How Do You Innovate from the Inside?

Innovation is hard. Really hard; especially inside established organizations. And most people, and organizations, are not up to the challenge. The reasons are many, but innovation does happen in spite of those challenges.

How?

Change agents take matters into their own hands and fight the corporate antibodies. At least that’s been my experience; they don’t call me innovation insurgent for nothing 🙂

It goes a little something like this:

  1. Change agent is dissatisfied with the way things are done and believes there are some stupid rules that impede exponential impact;
  2. Change agent comes up with a better way;
  3. Change agent develops a quick plan of attack where he can start small and focus on the biggest things he can remove that deliver the biggest impact without screwing everything else up;
  4. Change agent experiments, iterates and learns what works and what doesn’t;
  5. Change agent figures out what works and gets some quick wins that get attention;
  6. Change agent develops enemies that see him / her as a threat because his / hers idea changes the game;
  7. Change agent pushes forward and continues until he / she gets followers on-board who believe in the person and idea;
  8. Change agent develops power as the idea gets traction and more followers across the organization.

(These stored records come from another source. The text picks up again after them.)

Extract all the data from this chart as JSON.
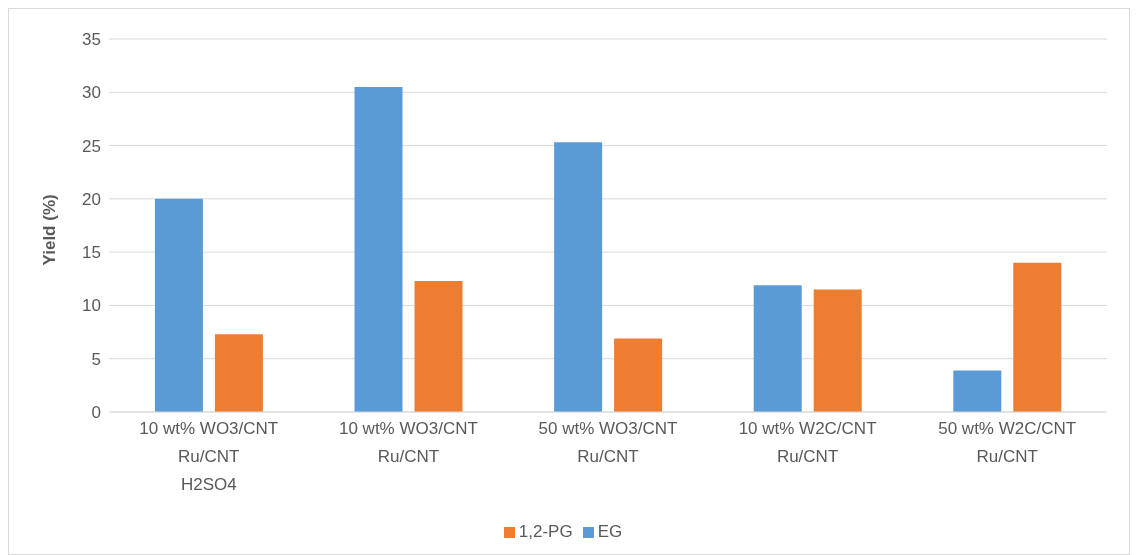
{
  "chart_data": {
    "type": "bar",
    "ylabel": "Yield (%)",
    "categories": [
      "10 wt% WO3/CNT\nRu/CNT\nH2SO4",
      "10 wt% WO3/CNT\nRu/CNT",
      "50 wt% WO3/CNT\nRu/CNT",
      "10 wt% W2C/CNT\nRu/CNT",
      "50 wt% W2C/CNT\nRu/CNT"
    ],
    "series": [
      {
        "name": "EG",
        "color": "#5b9bd5",
        "values": [
          20.0,
          30.5,
          25.3,
          11.9,
          3.9
        ]
      },
      {
        "name": "1,2-PG",
        "color": "#ed7d31",
        "values": [
          7.3,
          12.3,
          6.9,
          11.5,
          14.0
        ]
      }
    ],
    "ylim": [
      0,
      35
    ],
    "yticks": [
      0,
      5,
      10,
      15,
      20,
      25,
      30,
      35
    ],
    "grid": "y",
    "legend": "bottom"
  }
}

The above approach is quite common, but most of the time never works precisely because the corporate antibodies squash the change agent. Check out the movie Patch Adams to watch how a change agent operates.

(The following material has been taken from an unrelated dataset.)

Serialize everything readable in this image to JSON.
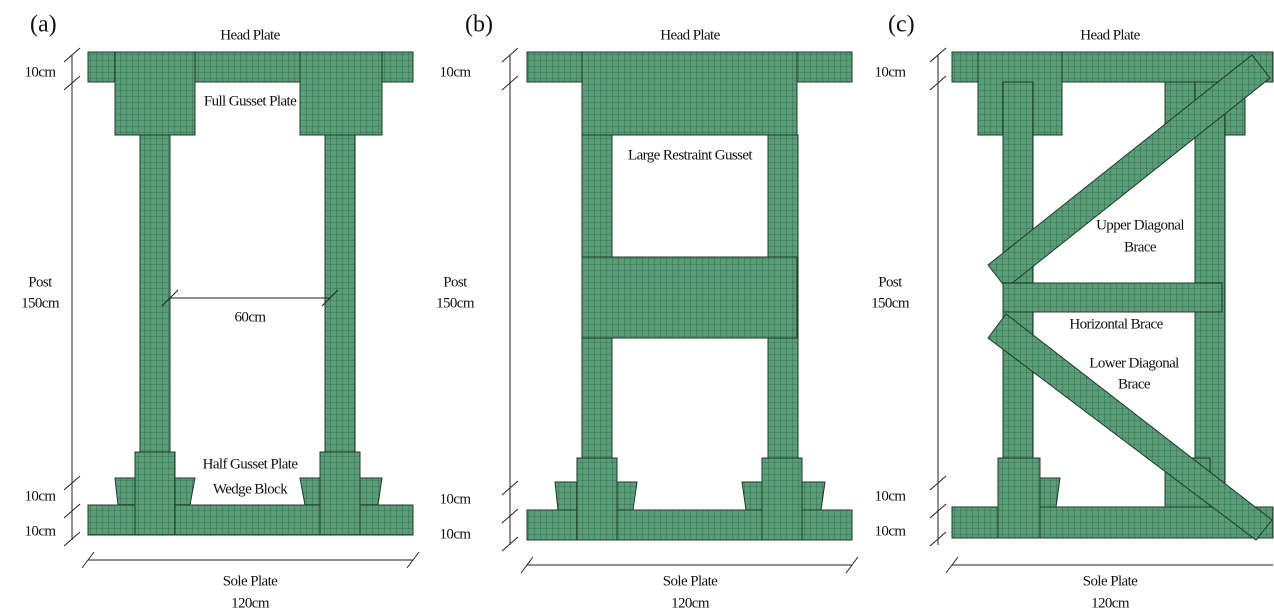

Here’s an interview I did a while ago where I talk about my story at FedEx, and how I acted as a change agent:

There are people in every organization who see a better way to do things. As I’ve written many times before, these people need to be unleashed; not squashed.  Unfortunately, this is rarely the case. Organizations that want organic innovation to come from within must cultivate a culture that has a growth mindset; one that values experimentation, learning and risk taking.